Он положил трубку, спокойный, тихий и просветленный. Да, он был самим собой теперь, и это – главное, ведь именно это так нравилось ему еще тогда, в поезде, именно в этом была разгадка всего.
Впереди необозримо длинное пространство утра – больше пяти часов. Многовато, конечно, но Голосов был наполнен ожиданием, и ожидание освещало его. Торжественный и праздничный, он умывался, принимал душ, потом ходил завтракать. И в лице, и в движениях его было столько умиротворенного спокойствия, что люди смотрели на него с удивлением.
Вернувшись в номер, он вытащил из портфеля и полистал многострадальный сценарий свой – собственный свой сценарий большого художественного фильма, который сочинял несколько лет, возил с собой повсюду и мечтал поставить, но пока это было далеко, так далеко! Да, он хорошо написал его, весь фильм был уже как бы снят в его воображении, и было обидно и странно, что сценарий не утверждали – даже заявку не хотели принять! – но сейчас это не слишком огорчало. Придет еще время, если работа его достойна. Правильно, что он не идет на уступки. Он – написал, он фактически снял, и это пока самое главное. Фильм как бы уже существует в природе, пусть пока лишь для него одного. Лучше ли заложить душу, изменить себе, получить скорую постановку как будто бы твоего, а на самом деле вовсе не твоего уже? Он вспомнил еще одного знакомого, который, взяв хороший сценарий, многократно переделывал его по настоянию редакторов, добился-таки утверждения, но затем переделывал и снятый фильм, а в результате почти ничего не осталось в фильме от первоначального замысла… И все это называл он «тактикой и стратегией», чтобы добиться возможности снимать потом все, что он хочет, «безоговорочно». Однако для постановки следующего фильма опять потребовались бесконечные переделки… И дошло до того, что он уже и сам стал брать для постановки такие сценарии, которых раньше стыдился. Оглядка на редакторов стала его сутью. Редакторы ему, собственно, уже и не нужны были, потому что самый трусливый, самый оглядчивый и малодушный редактор поселился внутри него, и даже студийные редактора корили его за традиционность и примитивизм… Нет, ни при ка-каких обстоятельствах нельзя изменять себе!

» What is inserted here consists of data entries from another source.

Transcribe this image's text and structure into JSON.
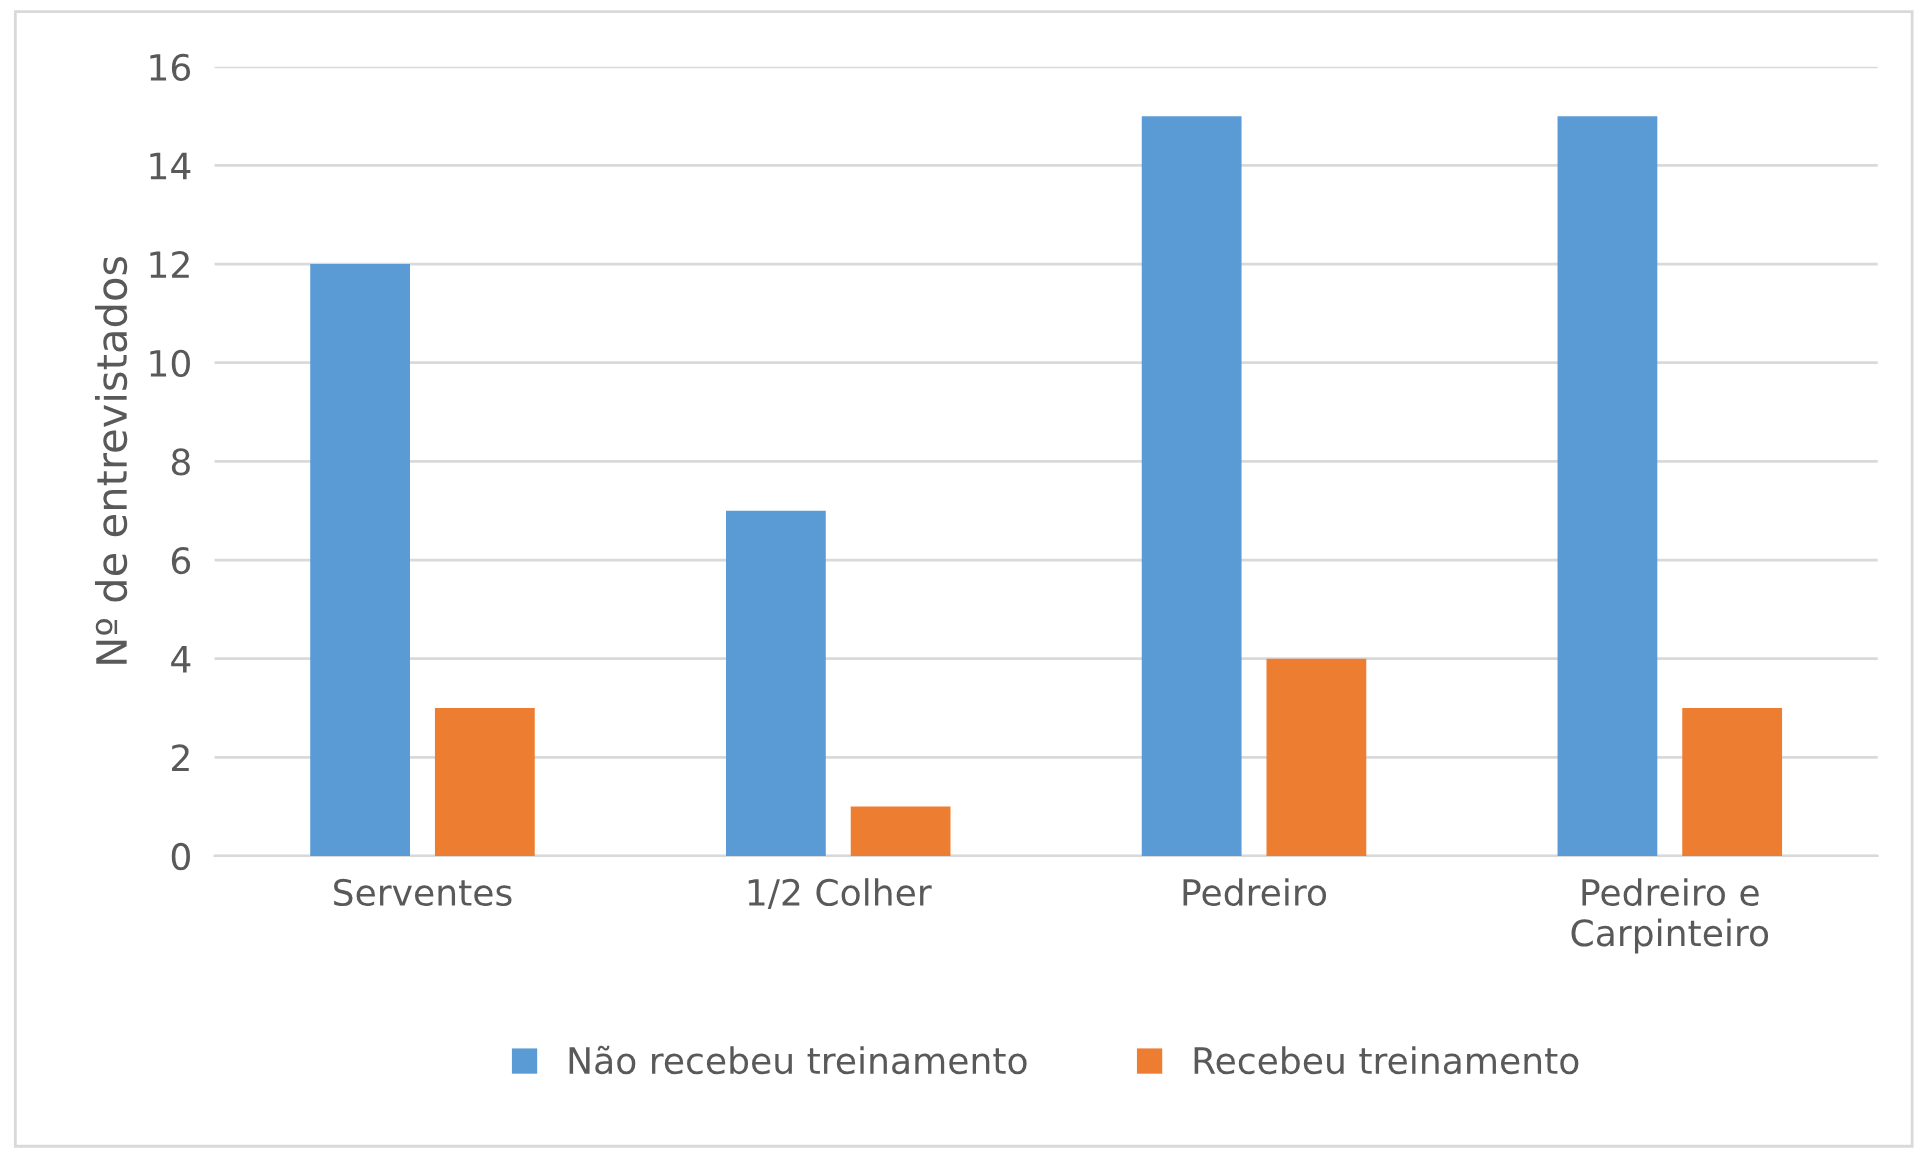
{
  "chart_data": {
    "type": "bar",
    "ylabel": "Nº de entrevistados",
    "categories": [
      "Serventes",
      "1/2 Colher",
      "Pedreiro",
      "Pedreiro e\nCarpinteiro"
    ],
    "series": [
      {
        "name": "Não recebeu treinamento",
        "color": "#5b9bd5",
        "values": [
          12,
          7,
          15,
          15
        ]
      },
      {
        "name": "Recebeu treinamento",
        "color": "#ed7d31",
        "values": [
          3,
          1,
          4,
          3
        ]
      }
    ],
    "ylim": [
      0,
      16
    ],
    "yticks": [
      0,
      2,
      4,
      6,
      8,
      10,
      12,
      14,
      16
    ],
    "grid": "y",
    "legend": "bottom"
  }
}
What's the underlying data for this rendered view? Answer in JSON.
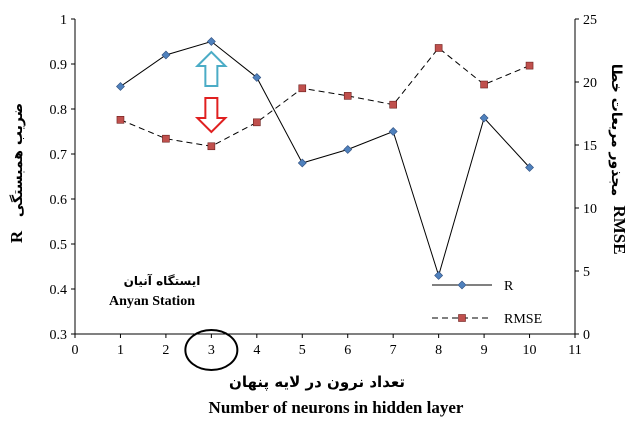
{
  "chart_data": {
    "type": "line",
    "x": [
      1,
      2,
      3,
      4,
      5,
      6,
      7,
      8,
      9,
      10
    ],
    "xlim": [
      0,
      11
    ],
    "x_ticks": [
      "0",
      "1",
      "2",
      "3",
      "4",
      "5",
      "6",
      "7",
      "8",
      "9",
      "10",
      "11"
    ],
    "left_ylim": [
      0.3,
      1
    ],
    "left_y_ticks": [
      "0.3",
      "0.4",
      "0.5",
      "0.6",
      "0.7",
      "0.8",
      "0.9",
      "1"
    ],
    "right_ylim": [
      0,
      25
    ],
    "right_y_ticks": [
      "0",
      "5",
      "10",
      "15",
      "20",
      "25"
    ],
    "grid": false,
    "legend_position": "bottom-right",
    "series": [
      {
        "name": "R",
        "axis": "left",
        "color": "#000000",
        "marker": "diamond",
        "marker_color": "#4f81bd",
        "line_style": "solid",
        "values": [
          0.85,
          0.92,
          0.95,
          0.87,
          0.68,
          0.71,
          0.75,
          0.43,
          0.78,
          0.67
        ]
      },
      {
        "name": "RMSE",
        "axis": "right",
        "color": "#000000",
        "marker": "square",
        "marker_color": "#c0504d",
        "line_style": "dashed",
        "values": [
          17.0,
          15.5,
          14.9,
          16.8,
          19.5,
          18.9,
          18.2,
          22.7,
          19.8,
          21.3
        ]
      }
    ],
    "xlabel_fa": "تعداد نرون در لایه پنهان",
    "xlabel_en": "Number of neurons in hidden layer",
    "ylabel_left_fa": "ضریب همبستگی",
    "ylabel_left_sym": "R",
    "ylabel_right_fa": "مجذور مربعات خطا",
    "ylabel_right_sym": "RMSE",
    "station_fa": "ایستگاه آنیان",
    "station_en": "Anyan Station",
    "highlight_x": 3,
    "highlight_colors": {
      "up_arrow": "#4bacc6",
      "down_arrow": "#e02020",
      "circle": "#000000"
    }
  }
}
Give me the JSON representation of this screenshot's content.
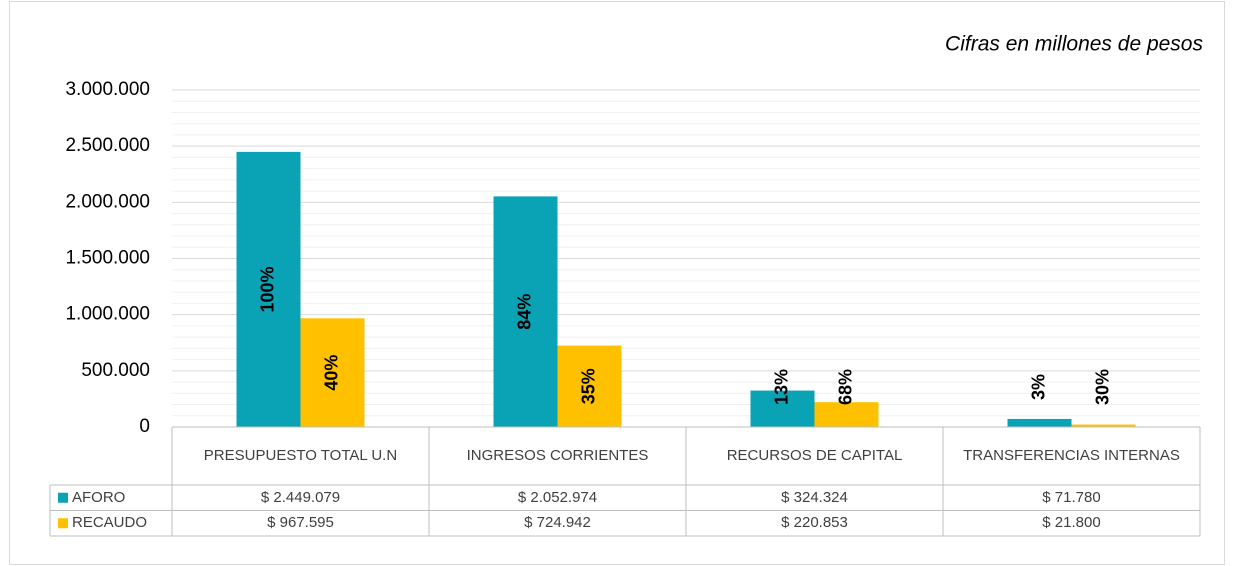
{
  "chart_data": {
    "type": "bar",
    "subtitle": "Cifras en millones de pesos",
    "categories": [
      "PRESUPUESTO TOTAL U.N",
      "INGRESOS CORRIENTES",
      "RECURSOS DE CAPITAL",
      "TRANSFERENCIAS INTERNAS"
    ],
    "series": [
      {
        "name": "AFORO",
        "color": "#0aa3b5",
        "values": [
          2449079,
          2052974,
          324324,
          71780
        ],
        "value_labels": [
          "$ 2.449.079",
          "$ 2.052.974",
          "$ 324.324",
          "$ 71.780"
        ],
        "percent_labels": [
          "100%",
          "84%",
          "13%",
          "3%"
        ],
        "percent_label_color": "#404040"
      },
      {
        "name": "RECAUDO",
        "color": "#ffc000",
        "values": [
          967595,
          724942,
          220853,
          21800
        ],
        "value_labels": [
          "$ 967.595",
          "$ 724.942",
          "$ 220.853",
          "$ 21.800"
        ],
        "percent_labels": [
          "40%",
          "35%",
          "68%",
          "30%"
        ],
        "percent_label_color": "#000000"
      }
    ],
    "ylim": [
      0,
      3000000
    ],
    "yticks": [
      0,
      {
        "value": 500000,
        "label": "500.000"
      },
      {
        "value": 1000000,
        "label": "1.000.000"
      },
      {
        "value": 1500000,
        "label": "1.500.000"
      },
      {
        "value": 2000000,
        "label": "2.000.000"
      },
      {
        "value": 2500000,
        "label": "2.500.000"
      },
      {
        "value": 3000000,
        "label": "3.000.000"
      }
    ],
    "grid": true,
    "minor_grid": true,
    "data_table": true
  }
}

Потом Голосов взялся за свою тетрадь, где вел записи в совхозе, перечитал и набросал план будущей трехчастевки. Да, она получится, несомненно! И это будет хороший д о к у м е н т а л ь н ы й фильм, но только опять при том же непременном условии: только так, как он сам видит, без оглядок. Затем он направился на вокзал. В кассе билетов не было, но он спокойно обратился к администратору со своим командировочным удостоверением от киностудии и получил билет в мягкий вагон. Поезд отправлялся в десять часов вечера. А они встречаются в два.
Приближалось время. Без пяти два он был уже у входа в гостиницу, на площади, и все такой же просветленный и радостный вглядывался в идущих. «Ни о чем не думать – вот выход. Следовать чувству, и только. Оно не подведет», – счастливо думал он.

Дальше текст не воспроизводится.